Sol Parti Bandırma'dan Halkımıza Mesaj

Türkiye solunun geçmişten gelen mirasına sahip çıkan misyonuyla 23 yıldır demokrasi sürecine  damga vuran   Özgürlük ve Dayanışma Partisi (ÖDP) 8’inci Olağanüstü Kongresi’nde SOL PARTİ olarak adını değiştirdi. Tüm yurtta ilgiyle karşılanan gelişmeler üzerine ÖDP  Bandırma eski  İlçe ve yeni adıyla  SOL PARTİ İlçe Başkanı Hacı Ali Akyaz açıklama yaptı.

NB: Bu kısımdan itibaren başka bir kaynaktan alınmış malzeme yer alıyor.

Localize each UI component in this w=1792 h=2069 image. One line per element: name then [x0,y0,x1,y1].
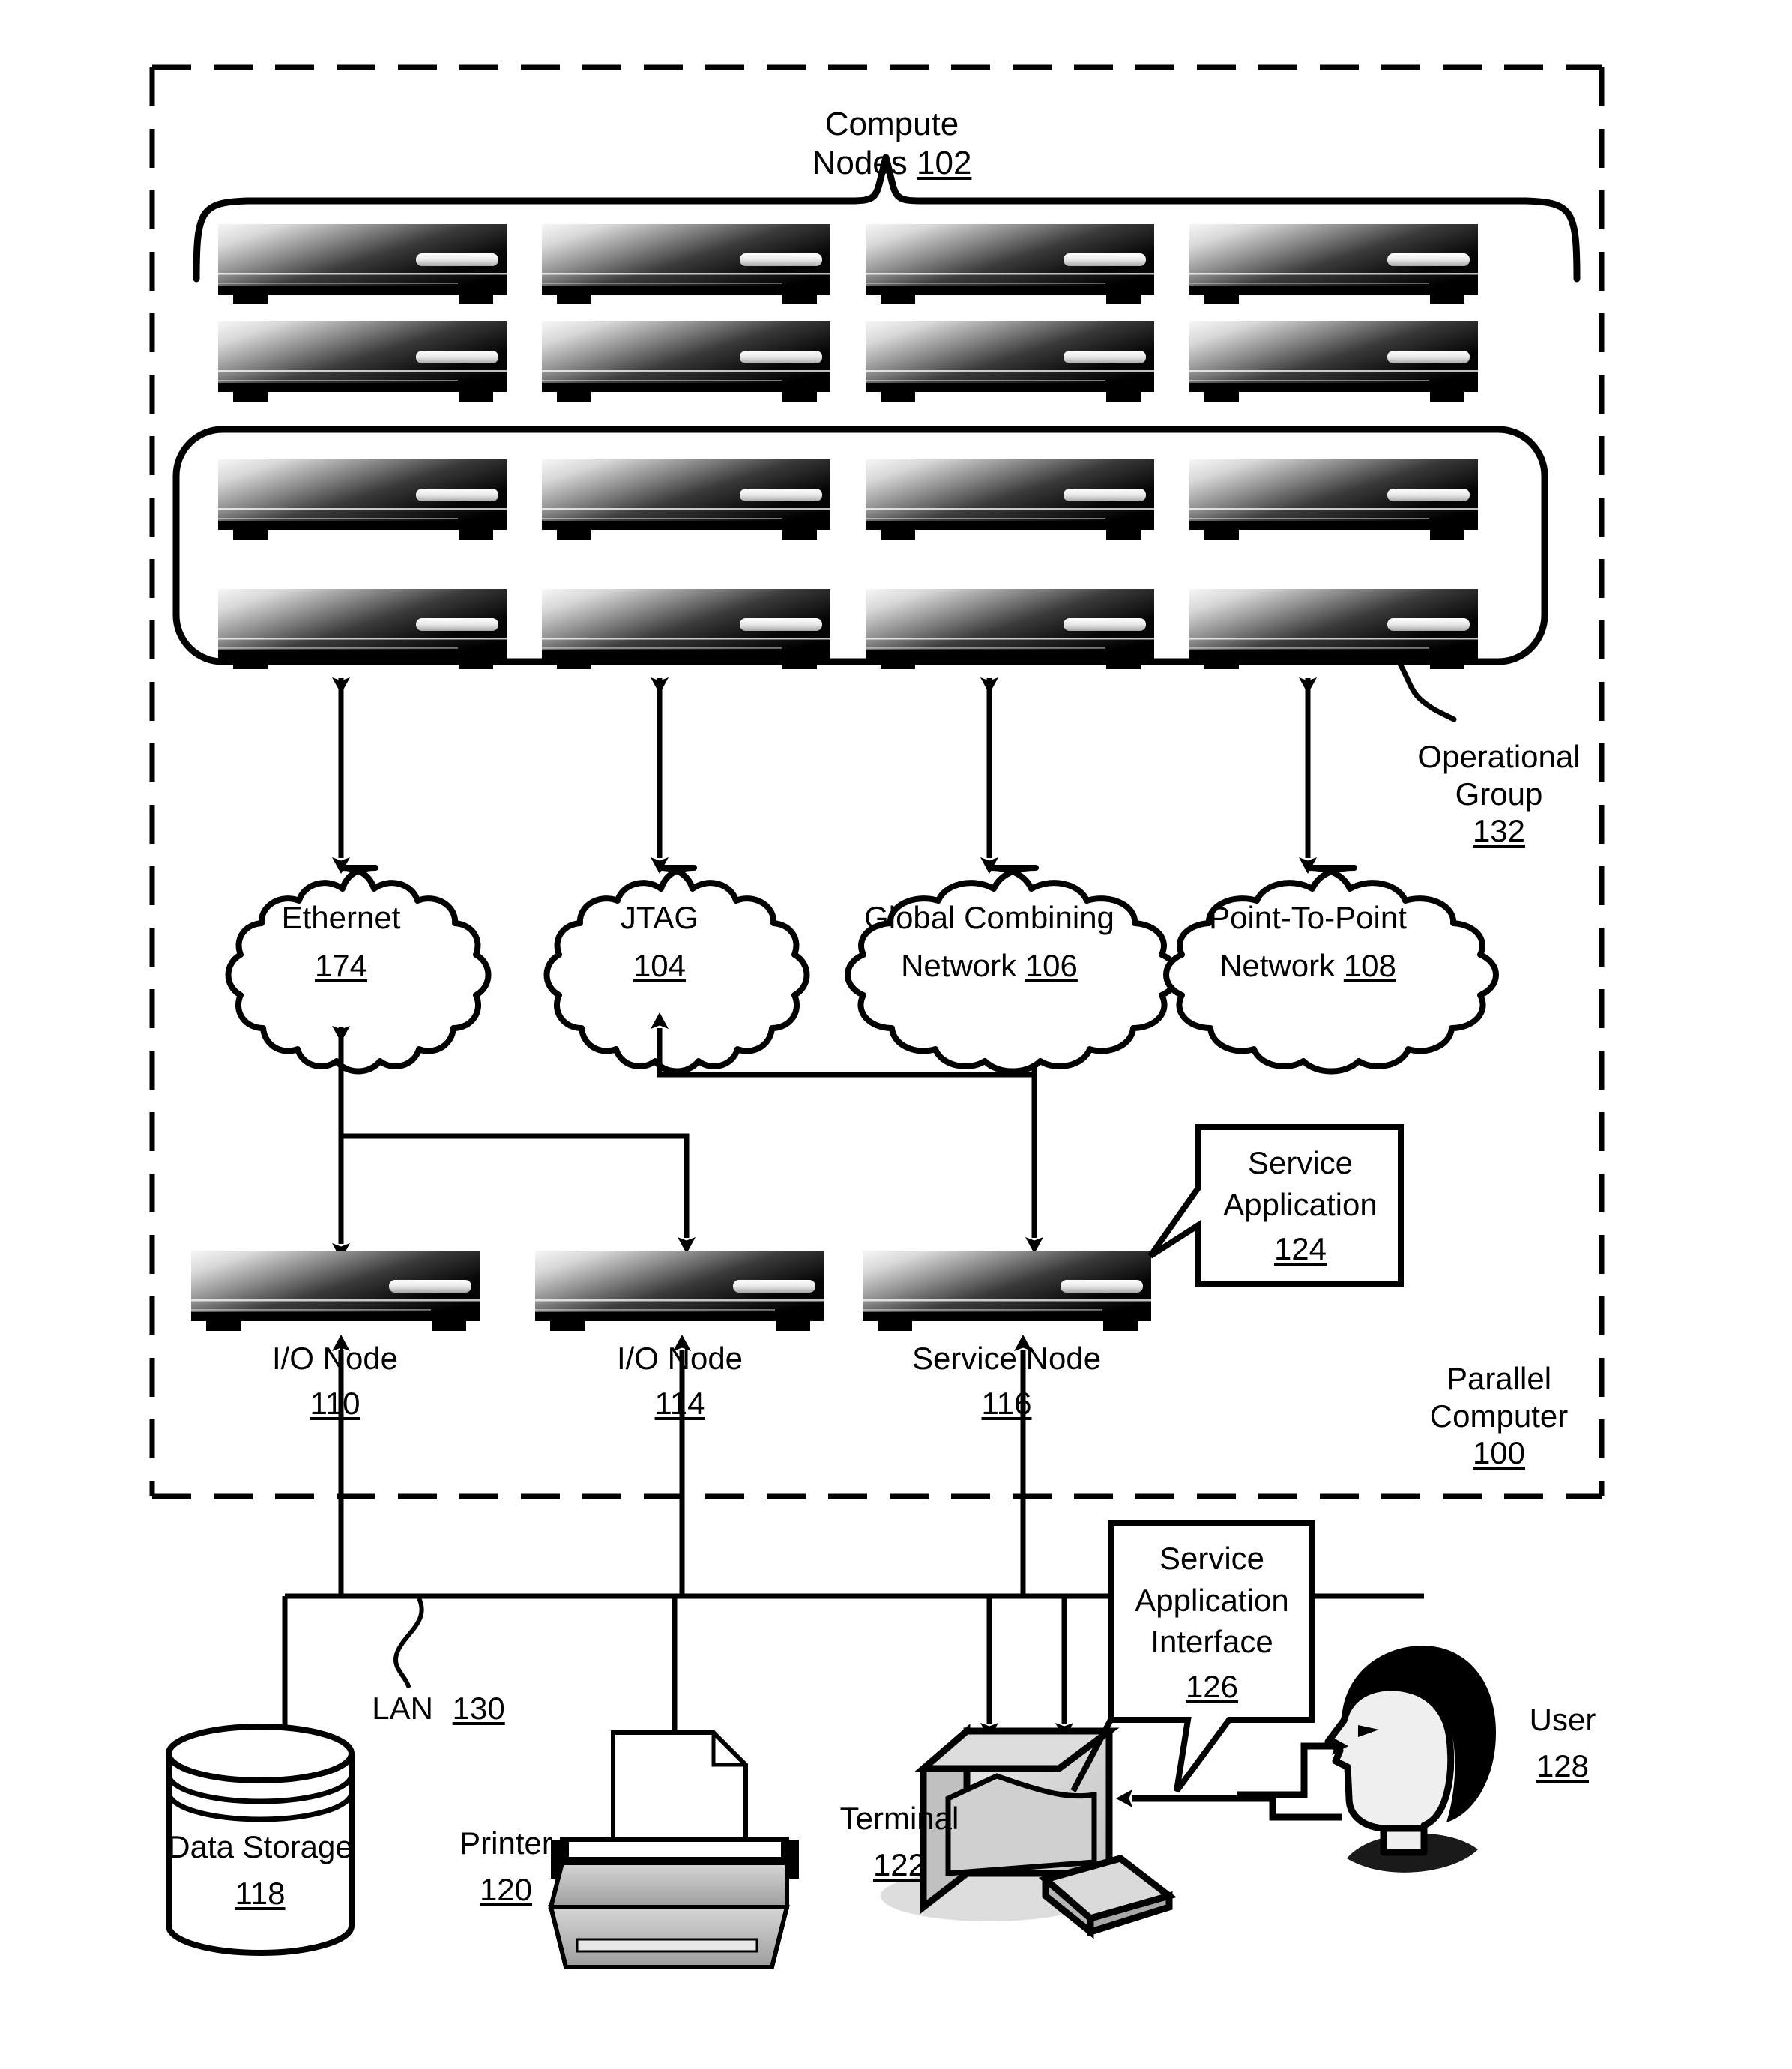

 “Şimdi Sol Zamanı” sloganıyla yeni bir ivme yakalayacaklarını söyleyen  Bandırma Sol Parti İlçe Başkanı Hacı Ali Akyaz " 1996 yılında kurulan partinin yeni ismi Ankara kongresinde   yapılan oylamayla  Sol Parti olarak değiştirildi. 23 yıldır ezilenlerin sesi barışın kardeşliğin faşizme direnişin bayrağı olarak  dimdik ayakta kalmayı başaran birlikteliğimiz bugünden sonra SOL PARTİ adı adı altında  ezilenlerin emekçilerin köylülerin  tek temsilcisi olarak siyaset ve demokrasi ile iktidar  mücadelesinde var olacak. Yeni bir süreç önümüzde duruyor.  İnanıyorum ki bu yenilenme ve örgütlenme büyük bir yankı bulacaktır” dedi.

Akyaz “Bu memleketin ezilen sömürülen insanların tek çıkış yolunun sosyalizm olduğunu ayrıştırıcı değil birleştiricı olduklarını belirterek  partimizin  dayandığı kriterler devrimci birikimlerimizdir."dedi. Akyaz sözlerinin devamında "  Yeni bir sürece yeni bir yolculuğa adım atacağız. Bundan 23 yıl önce kurulan  ÖDP  Siyasal İslamcılara emekçiyi köylüyü satana asla destek vermedi. Gerçekleri anlatarak  mücadele etti. Halkın beklentisi olan  rejim ancak sol bir programla, solu siyasal ve toplumsal güç haline getirmekle olabilir bununda adresi SOL PARTİ Bayrağı altında mücadele etmekle olacaktır " ifadesini kullandı.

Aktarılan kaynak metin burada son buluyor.